President Quirrell

April 23, 2018

The Morning Heresy is your daily digest of news and links relevant to the secular and skeptic communities.  

Oh no. At the National Post, Sharon Kirkey reports that homeopaths are pushing a “detoxification” treatment called CEASE, which, alas, is not what they will be doing. Instead, it stands for Complete Elimination of Autistic Spectrum Expression, where a treatment of—you guessed it—diluted vaccines are used to “cure” autism. Keep these people away from me.

Steve Salerno at WSJ looks at how the cancer treatment industry is pushing hard on advertising by peddling huge, heaping doses of false hope:

Ever since Oprah hand-delivered American culture to the gurus of empowerment in the 1990s, positivity has been hailed as the sine qua non of daily living. Amid this zeitgeist, merely to insist that objective facts and probabilities matter is to be labeled a gloom-and-doomer. But the war on cancer is not the place for pep talks and poetic license. We could do with more disclosure, less delusion.  

Scott Pruitt (Destroyer of Worlds) absolutely DID NOT MEET WITH THAT LOBBYIST AT THE EPA BEFORE GETTING THAT SWEET APARTMENT DEAL, except that he did. But other than that, he didn’t.

An EU court rules that churches can, in fact, discriminate in hiring based on belief for “occupational activities within churches and other public or private organisations the ethos of which is based on religion or belief.”
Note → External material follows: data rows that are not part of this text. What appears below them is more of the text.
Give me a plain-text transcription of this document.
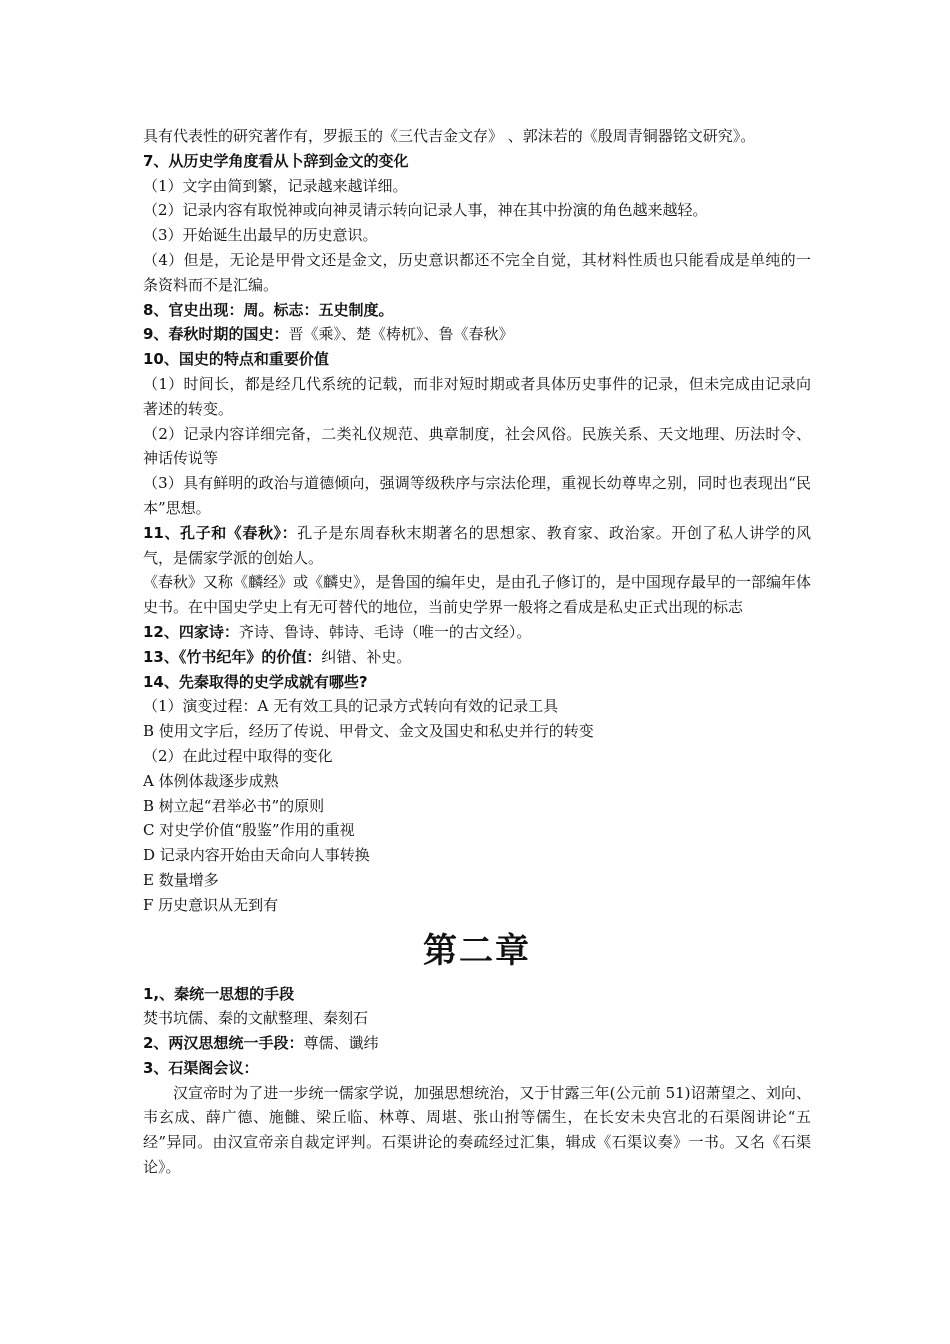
具有代表性的研究著作有，罗振玉的《三代吉金文存》 、郭沫若的《殷周青铜器铭文研究》。
7、从历史学角度看从卜辞到金文的变化
（1）文字由简到繁，记录越来越详细。
（2）记录内容有取悦神或向神灵请示转向记录人事，神在其中扮演的角色越来越轻。
（3）开始诞生出最早的历史意识。
（4）但是，无论是甲骨文还是金文，历史意识都还不完全自觉，其材料性质也只能看成是单纯的一条资料而不是汇编。
8、官史出现：周。标志：五史制度。
9、春秋时期的国史：晋《乘》、楚《梼杌》、鲁《春秋》
10、国史的特点和重要价值
（1）时间长，都是经几代系统的记载，而非对短时期或者具体历史事件的记录，但未完成由记录向著述的转变。
（2）记录内容详细完备，二类礼仪规范、典章制度，社会风俗。民族关系、天文地理、历法时令、神话传说等
（3）具有鲜明的政治与道德倾向，强调等级秩序与宗法伦理，重视长幼尊卑之别，同时也表现出“民本”思想。
11、孔子和《春秋》：孔子是东周春秋末期著名的思想家、教育家、政治家。开创了私人讲学的风气，是儒家学派的创始人。
《春秋》又称《麟经》或《麟史》，是鲁国的编年史，是由孔子修订的，是中国现存最早的一部编年体史书。在中国史学史上有无可替代的地位，当前史学界一般将之看成是私史正式出现的标志
12、四家诗：齐诗、鲁诗、韩诗、毛诗（唯一的古文经）。
13、《竹书纪年》的价值：纠错、补史。
14、先秦取得的史学成就有哪些?
（1）演变过程：A 无有效工具的记录方式转向有效的记录工具
B 使用文字后，经历了传说、甲骨文、金文及国史和私史并行的转变
（2）在此过程中取得的变化
A 体例体裁逐步成熟
B 树立起“君举必书”的原则
C 对史学价值“殷鉴”作用的重视
D 记录内容开始由天命向人事转换
E 数量增多
F 历史意识从无到有
第二章
1,、秦统一思想的手段
焚书坑儒、秦的文献整理、秦刻石
2、两汉思想统一手段：尊儒、谶纬
3、石渠阁会议：
汉宣帝时为了进一步统一儒家学说，加强思想统治，又于甘露三年(公元前 51)诏萧望之、刘向、韦玄成、薛广德、施雠、梁丘临、林尊、周堪、张山拊等儒生，在长安未央宫北的石渠阁讲论“五经”异同。由汉宣帝亲自裁定评判。石渠讲论的奏疏经过汇集，辑成《石渠议奏》一书。又名《石渠论》。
The Paris climate agreement’s goals for average global temperarture are based on the prospect of technologies that suck the carbon dioxide out of the atmophere, but as Wired reports, the problem is that we still don’t quite know how to do that on the necessary scale. Uh oh.  

Benjamin Knoll looks at a study on Mormons showing that after someone leaves the LDS church, their overall “spirituality” tends to drop overall, not just in terms of Mormonism specifically. Not a surprise per se, but interesting to see the numbers and to see how, as Knoll puts it, it’s difficult to be an ex-Mormon “none” who is “spiritual but not religious.”
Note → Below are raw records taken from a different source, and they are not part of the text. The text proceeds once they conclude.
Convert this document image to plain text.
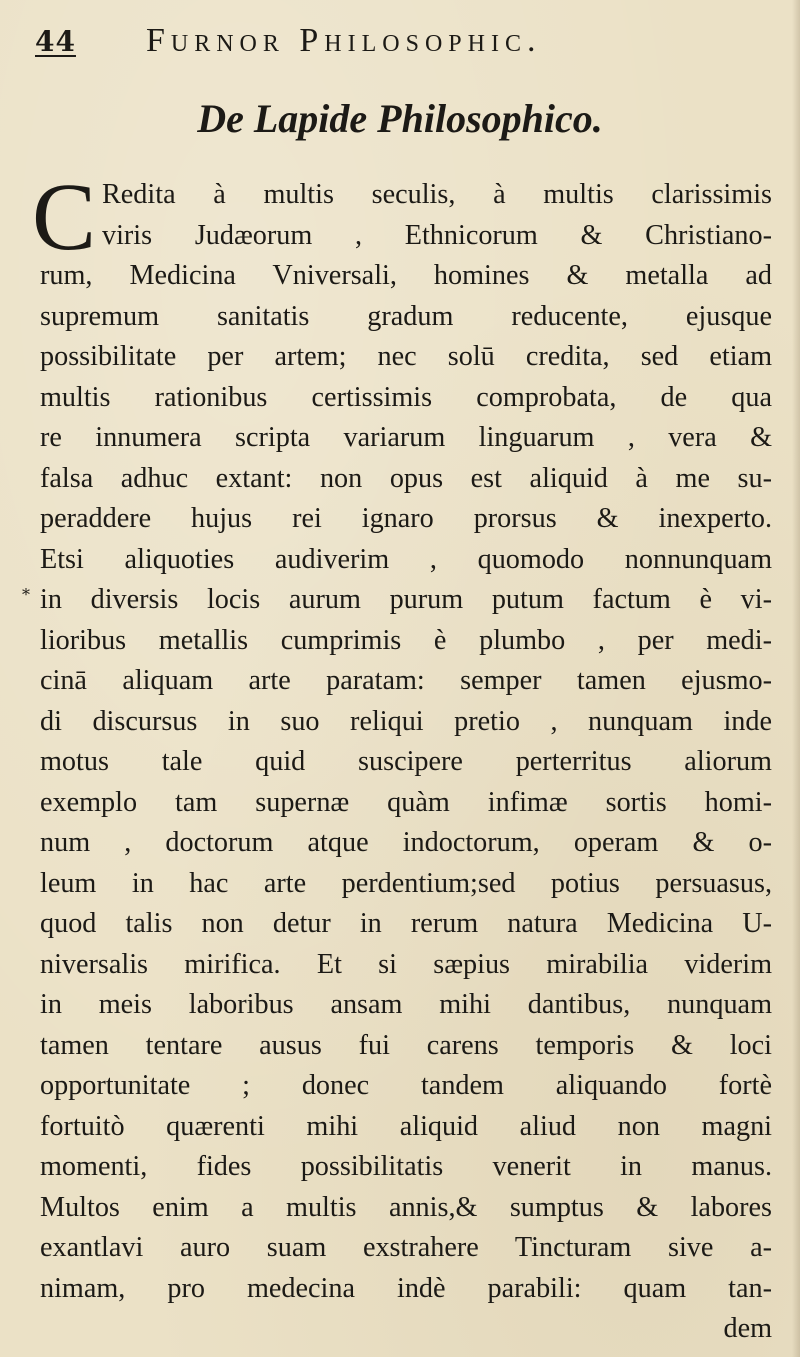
44 Furnor Philosophic.
De Lapide Philosophico.
*
C Redita à multis seculis, à multis clarissimis
viris Judæorum , Ethnicorum & Christiano-
rum, Medicina Vniversali, homines & metalla ad
supremum sanitatis gradum reducente, ejusque
possibilitate per artem; nec solū credita, sed etiam
multis rationibus certissimis comprobata, de qua
re innumera scripta variarum linguarum , vera &
falsa adhuc extant: non opus est aliquid à me su-
peraddere hujus rei ignaro prorsus & inexperto.
Etsi aliquoties audiverim , quomodo nonnunquam
in diversis locis aurum purum putum factum è vi-
lioribus metallis cumprimis è plumbo , per medi-
cinā aliquam arte paratam: semper tamen ejusmo-
di discursus in suo reliqui pretio , nunquam inde
motus tale quid suscipere perterritus aliorum
exemplo tam supernæ quàm infimæ sortis homi-
num , doctorum atque indoctorum, operam & o-
leum in hac arte perdentium;sed potius persuasus,
quod talis non detur in rerum natura Medicina U-
niversalis mirifica. Et si sæpius mirabilia viderim
in meis laboribus ansam mihi dantibus, nunquam
tamen tentare ausus fui carens temporis & loci
opportunitate ; donec tandem aliquando fortè
fortuitò quærenti mihi aliquid aliud non magni
momenti, fides possibilitatis venerit in manus.
Multos enim a multis annis,& sumptus & labores
exantlavi auro suam exstrahere Tincturam sive a-
nimam, pro medecina indè parabili: quam tan-
dem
Hey, you know, it’s easy to be all upset with Abraham for being SO READY to murder his son for God, but hey, it’s not like he went through with it, right? …. Right? Candida Moss at The Daily Beast writes:

Some scholars … argue that the version of Genesis 22 found in our Bibles was originally put together from more than one source. In at least one of those, the argument goes, Isaac ended up dying.  

Jon Cruddas at The New Statesman says humanists on the left need to reject the techno-utopian ideals of what he calls “cyborg socialism.” Reject the cyborgs? Pfft, you first, dude. Tell me how that goes for you.

Hot take: Atheists and evangelicals? They’re the same, man! 

Susan Gerbic writes about how former-famous person Nancy Grace once lashed out at fake psychics praying on the credulous, but now seems to fall for readings from “grief vampire” Tyler Henry.

The superhero team (which is neither super nor contains heroes) POTUS Shield prays for Trump on Jim Bakker’s show in order to protect him from “witches and warlocks.” I did not make that up. Now I’m going to keep expecting to see Voldemort’s face writhe out from the back of Trump’s head, from underneath all that “hair.”

The Southern Poverty Law Center, which just nixed its not-so-well-received “anti-Muslim” list, now issues a report on how those on the alt-right find their way in, calling out Sam Harris (who we know they really don’t like) and, quite strangely, the “skeptics’ movement.”

You know what would be cool? If you could 3D-print self-aware robot squids…. What’s that?… I take it back. Bad idea BAD IDEA.